Перекличка шла своим чередом, и уж почти закончилась, как вдруг Мак-Кензи понял, что именно его беспокоит: на ладье сильно пахло давно немытым человеческим телом. Мак-Кензи всегда невнимательно относился к инструкциям, но один раз, в присутствии грозного начальника в черном хитоне эти пергаменты прочитать его все же заставили. Кроме того, суровый дядя с рубленым лицом настоящего древнего героя, выписал некоторые из них на отдельные таблички, которые развесил специально для забывчивого перевозчика на берегу, прежде чем уйти в отпуск. Вот, одна из них:
После смерти души умерших не пахнут.
Нету у смерти вкуса иль цвета и запаха.
Коль средь мертвых увидишь живых —
Их прочь ты гони рукой полновластной.
Так вот: в ладье стоял запах давно немытого человеческого тела. Мак-Кензи осмотрел грозным, как учил его работодатель, взглядом лодку и увидел прячущегося за полупрозрачными спинами перевозимых душ грязного юношу с некоей штуковиной в руке, явно предназначенной для извлечения звуков. Юноша был довольно толстенький, и пухлощекий. Голову его венчал засохший лавровый венок. Мак-Кензи внутренне содрогнулся: он уже имел возможность ознакомится с образцами местного музыкального и песенного творчества, поскольку петь в пути через черные воды Стикса порывалась чуть-ли не каждая вторая душа, воспевая свои подвиги и оплакивая оставленную жизнь и море несчастий, пережитых ею там. Увидеть, а главное услышать это еще и «вживую»?!. Нет уж, увольте!
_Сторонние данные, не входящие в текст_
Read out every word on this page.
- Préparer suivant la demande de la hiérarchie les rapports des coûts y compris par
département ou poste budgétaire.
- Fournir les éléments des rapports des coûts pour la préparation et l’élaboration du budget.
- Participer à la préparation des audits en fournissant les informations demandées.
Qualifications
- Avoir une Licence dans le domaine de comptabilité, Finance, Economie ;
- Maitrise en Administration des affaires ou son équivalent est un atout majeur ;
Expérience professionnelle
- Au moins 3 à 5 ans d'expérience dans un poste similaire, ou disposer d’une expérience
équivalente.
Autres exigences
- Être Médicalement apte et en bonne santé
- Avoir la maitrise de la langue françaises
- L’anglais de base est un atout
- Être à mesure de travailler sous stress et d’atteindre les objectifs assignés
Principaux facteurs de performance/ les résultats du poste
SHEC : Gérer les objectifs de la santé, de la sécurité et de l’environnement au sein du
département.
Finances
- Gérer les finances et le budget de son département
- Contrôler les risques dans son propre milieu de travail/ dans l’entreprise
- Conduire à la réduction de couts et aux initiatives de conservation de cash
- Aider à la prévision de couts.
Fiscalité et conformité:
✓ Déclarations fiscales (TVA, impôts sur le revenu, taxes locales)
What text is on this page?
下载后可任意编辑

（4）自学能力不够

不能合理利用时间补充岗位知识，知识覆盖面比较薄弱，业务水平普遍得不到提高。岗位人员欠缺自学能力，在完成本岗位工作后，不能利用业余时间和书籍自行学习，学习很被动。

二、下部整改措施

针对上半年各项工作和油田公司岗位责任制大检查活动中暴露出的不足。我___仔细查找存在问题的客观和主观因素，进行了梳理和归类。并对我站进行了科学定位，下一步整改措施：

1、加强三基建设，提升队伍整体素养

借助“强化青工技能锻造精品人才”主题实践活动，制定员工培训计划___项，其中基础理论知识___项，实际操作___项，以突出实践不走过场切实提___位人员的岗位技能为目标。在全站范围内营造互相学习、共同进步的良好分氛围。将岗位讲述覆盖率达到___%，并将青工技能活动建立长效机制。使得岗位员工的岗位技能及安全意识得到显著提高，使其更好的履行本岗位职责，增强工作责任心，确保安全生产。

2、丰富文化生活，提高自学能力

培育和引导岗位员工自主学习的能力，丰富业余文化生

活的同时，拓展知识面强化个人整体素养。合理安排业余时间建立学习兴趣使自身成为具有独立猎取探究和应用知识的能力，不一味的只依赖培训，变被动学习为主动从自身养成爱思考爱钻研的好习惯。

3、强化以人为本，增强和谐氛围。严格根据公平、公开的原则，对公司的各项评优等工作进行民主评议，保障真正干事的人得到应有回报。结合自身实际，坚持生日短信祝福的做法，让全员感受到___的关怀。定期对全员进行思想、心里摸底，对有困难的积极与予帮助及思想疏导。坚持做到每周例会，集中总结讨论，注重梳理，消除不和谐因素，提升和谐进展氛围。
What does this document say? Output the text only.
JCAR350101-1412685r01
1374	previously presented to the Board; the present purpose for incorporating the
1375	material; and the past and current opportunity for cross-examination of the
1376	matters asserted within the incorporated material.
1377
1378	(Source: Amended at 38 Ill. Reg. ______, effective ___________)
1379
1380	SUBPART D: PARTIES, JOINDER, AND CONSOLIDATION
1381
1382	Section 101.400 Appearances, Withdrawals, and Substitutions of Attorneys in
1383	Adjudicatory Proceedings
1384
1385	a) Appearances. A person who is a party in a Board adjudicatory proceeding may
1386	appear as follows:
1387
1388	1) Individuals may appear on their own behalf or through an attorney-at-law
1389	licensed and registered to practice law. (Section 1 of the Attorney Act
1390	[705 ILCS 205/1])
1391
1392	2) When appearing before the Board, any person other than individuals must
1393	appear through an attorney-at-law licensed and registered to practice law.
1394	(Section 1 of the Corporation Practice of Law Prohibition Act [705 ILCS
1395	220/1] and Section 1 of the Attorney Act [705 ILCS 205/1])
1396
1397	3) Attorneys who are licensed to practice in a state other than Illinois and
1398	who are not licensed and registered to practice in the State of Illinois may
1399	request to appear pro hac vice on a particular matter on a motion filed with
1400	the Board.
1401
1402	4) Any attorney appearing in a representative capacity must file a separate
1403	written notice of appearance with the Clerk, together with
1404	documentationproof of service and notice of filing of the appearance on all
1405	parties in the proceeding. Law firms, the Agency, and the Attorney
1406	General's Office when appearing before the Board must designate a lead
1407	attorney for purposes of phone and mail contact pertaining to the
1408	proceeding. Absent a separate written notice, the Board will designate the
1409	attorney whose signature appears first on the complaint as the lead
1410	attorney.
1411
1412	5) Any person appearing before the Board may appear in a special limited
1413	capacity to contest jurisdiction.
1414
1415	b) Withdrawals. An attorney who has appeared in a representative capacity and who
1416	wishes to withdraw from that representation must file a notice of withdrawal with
— Ты кто?!. — по настоящему грозно вопросил Мак-Кензи.
Юноша понял, что его увидели, точнее, учуяли и уже не прячась, приосанившись и гордо поднял голову и ответствовал (именно, ответствовал, другого слова и не подберешь):
Орфей я, славной Эллады певец!
Птицы и звери мне внемлют
И боги гнев буйный смиряют,
Внемля Орфея стиху простодушно!
Тут юноша с размаху зацепил несколько струн на своем музыкальном инструменте и абсолютно немузыкально, но достаточно громко начал декламацию. Судя по выражению лиц, перевозимые души тут к ужасу перевозчика настроились на лирический лад. Самих слов Мак-Кензи разобрать не успел: он зачем-то зажмурил галаза и заткнул уши, побросав на дно лодки и книгу и весло кормчего. Души в ужасе застонали, видя подобное кощунство. По ладье прокатился беззвучный и потому слышный даже Мак-Кензи шепот:
Сколь совершенно искусство Орфея,
Потрясло перевозчика душ бессердечного даже!
Мак-Кензи этим шепотком проняло до самых кончиков души, если таковые, конечно имеются. Застонав про себя, он плюхнулся на кормовое сидение в полном отчаяньи. Вдруг, неожиданно для себя самого, набрав полные легкие спертового подземного воздуха он немузыкально заорал, отделяя строфу от строфы и стараясь не сбиваться с ритма:
Прекрати свои стоны, певец бессердечный
Нестерпимы твои вопли для уха людского,
Не смогут и боги стерпеть твоих жалоб!
Поплывем мы с тобой через черную реку,
Лишь струн своих… сладкогласных не трожь!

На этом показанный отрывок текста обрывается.